Imagine building an autonomous drone, but the only way to see whether it avoids crashing is to send it flying. Or training a medical AI assistant and having to rely on real patients to test if it gives safe advice.
That’s the challenge facing today’s artificial intelligence developers: to evaluate whether an AI system works, you often have to put it into complex, unpredictable environments where mistakes can be costly — or dangerous.
Shangtong Zhang, the Alf Weaver Assistant Professor in the Department of Computer Science at the University of Virginia’s School of Engineering and Applied Science, has earned a National Science Foundation CAREER Award to rethink how AI agents — decision-making programs that act autonomously within an environment — are evaluated and improved. His grant project, “Revolutionizing the Evaluation of AI Agents with Online and Offline Data,” aims to create methods that are safer, faster and more scalable than current approaches while opening the door to broader participation in AI development.

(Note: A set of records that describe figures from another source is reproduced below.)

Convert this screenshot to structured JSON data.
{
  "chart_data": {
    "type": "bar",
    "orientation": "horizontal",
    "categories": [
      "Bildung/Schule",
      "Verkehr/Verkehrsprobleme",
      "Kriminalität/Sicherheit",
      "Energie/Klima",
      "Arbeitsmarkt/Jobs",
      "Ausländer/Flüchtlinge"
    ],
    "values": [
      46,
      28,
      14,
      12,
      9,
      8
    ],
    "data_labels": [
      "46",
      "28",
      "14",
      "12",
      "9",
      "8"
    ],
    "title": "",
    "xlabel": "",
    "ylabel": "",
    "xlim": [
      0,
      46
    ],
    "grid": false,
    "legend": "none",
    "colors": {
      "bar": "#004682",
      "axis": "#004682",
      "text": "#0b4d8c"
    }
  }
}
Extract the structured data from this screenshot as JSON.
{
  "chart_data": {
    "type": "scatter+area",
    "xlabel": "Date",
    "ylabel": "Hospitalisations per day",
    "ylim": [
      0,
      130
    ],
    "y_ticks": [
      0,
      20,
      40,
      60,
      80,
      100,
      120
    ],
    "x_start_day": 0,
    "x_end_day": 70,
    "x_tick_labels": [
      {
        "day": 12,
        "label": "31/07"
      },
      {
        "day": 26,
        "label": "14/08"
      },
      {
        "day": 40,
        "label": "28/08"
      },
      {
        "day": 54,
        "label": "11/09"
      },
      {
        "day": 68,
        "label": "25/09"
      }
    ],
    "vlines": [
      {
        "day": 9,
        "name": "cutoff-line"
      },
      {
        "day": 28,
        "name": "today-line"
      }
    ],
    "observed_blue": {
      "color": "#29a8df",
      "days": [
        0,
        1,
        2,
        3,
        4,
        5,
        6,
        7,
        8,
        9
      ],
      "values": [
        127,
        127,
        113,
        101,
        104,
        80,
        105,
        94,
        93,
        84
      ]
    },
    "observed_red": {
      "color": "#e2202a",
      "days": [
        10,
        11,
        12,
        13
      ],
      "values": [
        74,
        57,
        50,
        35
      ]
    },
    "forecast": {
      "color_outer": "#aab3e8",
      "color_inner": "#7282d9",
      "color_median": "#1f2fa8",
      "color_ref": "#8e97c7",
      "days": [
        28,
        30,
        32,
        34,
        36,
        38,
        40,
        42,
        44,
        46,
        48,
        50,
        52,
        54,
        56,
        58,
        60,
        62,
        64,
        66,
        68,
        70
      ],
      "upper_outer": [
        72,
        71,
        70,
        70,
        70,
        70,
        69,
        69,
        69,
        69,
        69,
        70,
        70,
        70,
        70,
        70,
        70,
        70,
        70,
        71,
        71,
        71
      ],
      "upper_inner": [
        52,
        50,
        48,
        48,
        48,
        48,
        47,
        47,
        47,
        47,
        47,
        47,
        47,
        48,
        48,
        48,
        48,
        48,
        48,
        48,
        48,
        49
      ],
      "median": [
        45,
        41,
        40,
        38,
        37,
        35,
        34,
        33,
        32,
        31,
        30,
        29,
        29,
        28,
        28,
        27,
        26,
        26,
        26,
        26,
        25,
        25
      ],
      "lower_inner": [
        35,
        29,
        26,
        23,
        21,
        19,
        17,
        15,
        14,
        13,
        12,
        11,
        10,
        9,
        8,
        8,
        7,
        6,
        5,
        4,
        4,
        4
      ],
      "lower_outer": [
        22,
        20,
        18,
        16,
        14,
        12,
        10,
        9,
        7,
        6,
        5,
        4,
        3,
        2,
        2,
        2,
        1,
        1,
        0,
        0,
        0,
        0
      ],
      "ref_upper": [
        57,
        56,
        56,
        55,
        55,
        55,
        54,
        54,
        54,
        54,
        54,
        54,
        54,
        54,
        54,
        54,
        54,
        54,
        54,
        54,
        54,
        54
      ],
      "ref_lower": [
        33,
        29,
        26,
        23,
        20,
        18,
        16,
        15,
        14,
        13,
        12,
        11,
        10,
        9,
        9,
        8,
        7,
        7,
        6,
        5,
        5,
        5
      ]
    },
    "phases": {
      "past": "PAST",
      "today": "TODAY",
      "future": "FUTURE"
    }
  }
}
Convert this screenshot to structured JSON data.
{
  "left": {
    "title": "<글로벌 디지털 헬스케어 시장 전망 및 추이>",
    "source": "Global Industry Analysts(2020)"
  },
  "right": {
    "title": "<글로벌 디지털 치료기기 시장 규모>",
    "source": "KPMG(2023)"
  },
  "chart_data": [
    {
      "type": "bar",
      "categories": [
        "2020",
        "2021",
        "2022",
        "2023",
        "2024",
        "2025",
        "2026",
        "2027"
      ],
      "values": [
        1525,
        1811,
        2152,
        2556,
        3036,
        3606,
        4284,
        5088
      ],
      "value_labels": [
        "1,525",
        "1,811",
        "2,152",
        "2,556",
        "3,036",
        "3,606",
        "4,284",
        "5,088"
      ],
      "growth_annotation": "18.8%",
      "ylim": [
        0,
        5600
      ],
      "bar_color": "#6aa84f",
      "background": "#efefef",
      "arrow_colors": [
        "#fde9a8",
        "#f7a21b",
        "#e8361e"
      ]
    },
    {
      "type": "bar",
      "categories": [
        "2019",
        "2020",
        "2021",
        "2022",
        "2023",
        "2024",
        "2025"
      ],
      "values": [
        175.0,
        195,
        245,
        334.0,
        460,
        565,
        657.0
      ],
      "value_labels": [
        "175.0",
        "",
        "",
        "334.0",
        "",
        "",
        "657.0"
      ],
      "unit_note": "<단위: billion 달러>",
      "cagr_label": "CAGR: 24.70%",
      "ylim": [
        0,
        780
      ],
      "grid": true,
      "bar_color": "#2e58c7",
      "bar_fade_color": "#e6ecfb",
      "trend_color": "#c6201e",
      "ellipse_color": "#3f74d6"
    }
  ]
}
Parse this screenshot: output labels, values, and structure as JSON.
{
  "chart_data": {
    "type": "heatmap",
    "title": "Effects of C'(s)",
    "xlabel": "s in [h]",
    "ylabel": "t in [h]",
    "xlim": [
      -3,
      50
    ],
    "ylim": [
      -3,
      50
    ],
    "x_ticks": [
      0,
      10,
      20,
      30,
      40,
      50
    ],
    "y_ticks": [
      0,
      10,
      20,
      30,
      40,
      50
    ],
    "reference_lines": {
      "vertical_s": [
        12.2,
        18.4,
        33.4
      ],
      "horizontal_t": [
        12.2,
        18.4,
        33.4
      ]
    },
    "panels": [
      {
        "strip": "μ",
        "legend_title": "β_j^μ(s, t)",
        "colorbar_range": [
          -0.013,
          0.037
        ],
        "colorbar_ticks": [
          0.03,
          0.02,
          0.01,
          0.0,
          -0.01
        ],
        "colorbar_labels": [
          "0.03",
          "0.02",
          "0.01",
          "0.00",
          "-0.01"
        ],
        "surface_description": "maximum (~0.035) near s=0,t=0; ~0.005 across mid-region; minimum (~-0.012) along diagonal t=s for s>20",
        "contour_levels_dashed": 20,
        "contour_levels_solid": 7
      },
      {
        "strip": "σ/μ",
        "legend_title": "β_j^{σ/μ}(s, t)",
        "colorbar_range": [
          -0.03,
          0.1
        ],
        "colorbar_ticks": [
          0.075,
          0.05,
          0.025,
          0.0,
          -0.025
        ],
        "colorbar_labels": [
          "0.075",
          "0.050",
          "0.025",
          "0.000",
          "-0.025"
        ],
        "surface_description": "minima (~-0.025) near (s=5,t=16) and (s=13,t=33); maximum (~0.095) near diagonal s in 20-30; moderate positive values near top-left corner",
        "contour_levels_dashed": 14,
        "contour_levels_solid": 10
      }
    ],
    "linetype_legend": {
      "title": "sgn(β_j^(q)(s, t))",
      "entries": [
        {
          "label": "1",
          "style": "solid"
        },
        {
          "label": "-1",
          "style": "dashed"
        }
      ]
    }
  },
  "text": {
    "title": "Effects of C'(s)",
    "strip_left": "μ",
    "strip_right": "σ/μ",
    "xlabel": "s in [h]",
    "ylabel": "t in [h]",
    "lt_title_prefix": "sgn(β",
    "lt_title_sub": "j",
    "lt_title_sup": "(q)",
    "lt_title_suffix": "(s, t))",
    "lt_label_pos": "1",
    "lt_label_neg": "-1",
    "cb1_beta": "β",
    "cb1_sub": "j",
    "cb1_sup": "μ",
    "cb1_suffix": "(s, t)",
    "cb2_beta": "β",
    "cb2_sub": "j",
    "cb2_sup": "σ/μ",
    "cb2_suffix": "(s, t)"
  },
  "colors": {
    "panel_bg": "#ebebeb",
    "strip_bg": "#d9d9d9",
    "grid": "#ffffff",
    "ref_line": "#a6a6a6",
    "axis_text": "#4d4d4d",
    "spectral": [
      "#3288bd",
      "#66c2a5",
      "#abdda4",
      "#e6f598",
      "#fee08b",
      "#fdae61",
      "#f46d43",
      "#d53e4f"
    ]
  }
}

There’s a growing need to understand what AI agents are truly capable of without having to learn the hard way.
“There’s a growing need to understand what AI agents are truly capable of without having to learn the hard way,” Zhang said.
Today, testing often means deploying AI systems in actual operating environments, often at limited scale, to observe how they behave under actual conditions. That could involve expensive robotic platforms, time-consuming simulations, or human-in-the-loop evaluations where people must oversee the AI and intervene as needed. In safety-critical applications such as health care, aviation or autonomous navigation, every test carries potential consequences. If an AI fails even in a simulation — say, a virtual drone crashes into an object — it may expose a vulnerability that would be catastrophic in real deployment. Yet not every failure is obvious or immediate, and some flawed systems are still moved forward because the failures seem minor or context-dependent, like a drone’s obstacle detection system struggling in low-light conditions.
These risks aren’t only a challenge — they are also a huge bottleneck. As AI systems grow more powerful and complex, traditional testing methods can’t match the speed of development or the variety of situations that agents must handle. Progress stalls while researchers wait for test results, review human feedback or reset expensive equipment. Zhang’s research offers a different path: smarter, faster algorithms that estimate performance with far less dependence on real-time, high-risk deployments in costly or sensitive environments. By reducing wait times and limiting the need for constant hands-on testing, his methods help AI development keep pace with innovation.
The heart of his work lies in combining the strengths of offline data — such as previously collected test runs or simulations — with carefully chosen online tests that maximize insight. This fusion allows developers to evaluate agents more accurately and efficiently while sidestepping the resource burden of constant real-time testing.
Zhang’s team is advancing three tightly connected research strategies:
- Leverage past data to test new systems more efficiently
Zhang reimagines Monte Carlo methods, a class of statistical tools used to estimate AI performance, by using previously collected offline data to guide new test samples. This approach dramatically reduces the number of expensive or risky evaluations needed to understand how well an AI system is performing overall.
- Dive deeper into AI agents’ behavior
Rather than providing only a high-level summary of performance, Zhang’s work in value function learning — an approach that estimates the long-term benefit of taking certain actions in different situations — enables a more comprehensive view of how AI agents behave. This is critically important because it moves beyond a simple scalar metric — a single-number score like accuracy or reward total — to a deeper understanding of an agent's decision-making process. This granular insight is essential for building safer and more reliable AI by revealing the specific conditions under which an agent might fail.
- Use fewer people to collect useful human feedback
Some AI agents rely on human input, such as ranking responses or judging behavior, to learn what constitutes success. But gathering this feedback can be slow and labor-intensive. Zhang is developing reward modeling techniques that deliver high-quality guidance using fewer human ratings, helping to lower costs and streamline training. These models can learn patterns from a small number of human preferences and generalize them to similar scenarios, enabling agents to improve while still aligning with what people value — such as clarity, safety or helpfulness. This reduces the burden on human testers without sacrificing quality or oversight.
We can make AI development safer, faster and more accessible.
“By reducing the need for constant oversight, physical testing and massive datasets, we can make AI development safer, faster and more accessible to a wider range of researchers and organizations,” Zhang said.
These innovations do more than speed up development — they also make the entire process more scalable. Instead of building large teams or deploying complex hardware to test every iteration, developers can reuse data, prioritize high-impact scenarios and integrate meaningful feedback with minimal friction. That opens the door for smaller labs, startups or new academic groups to contribute to AI research without needing huge infrastructure.
In addition to advancing the technical state of the field, Zhang’s CAREER Award project also supports educational goals. He plans to integrate these research activities into graduate and undergraduate courses and provide mentorship opportunities that help prepare students for careers at the forefront of AI and machine learning.
Zhang joined UVA in 2022 and leads the Sequential Intelligence Lab. He earned a doctorate from the University of Oxford, a master’s degree in science from the University of Alberta and a bachelor’s degree in science from Fudan University.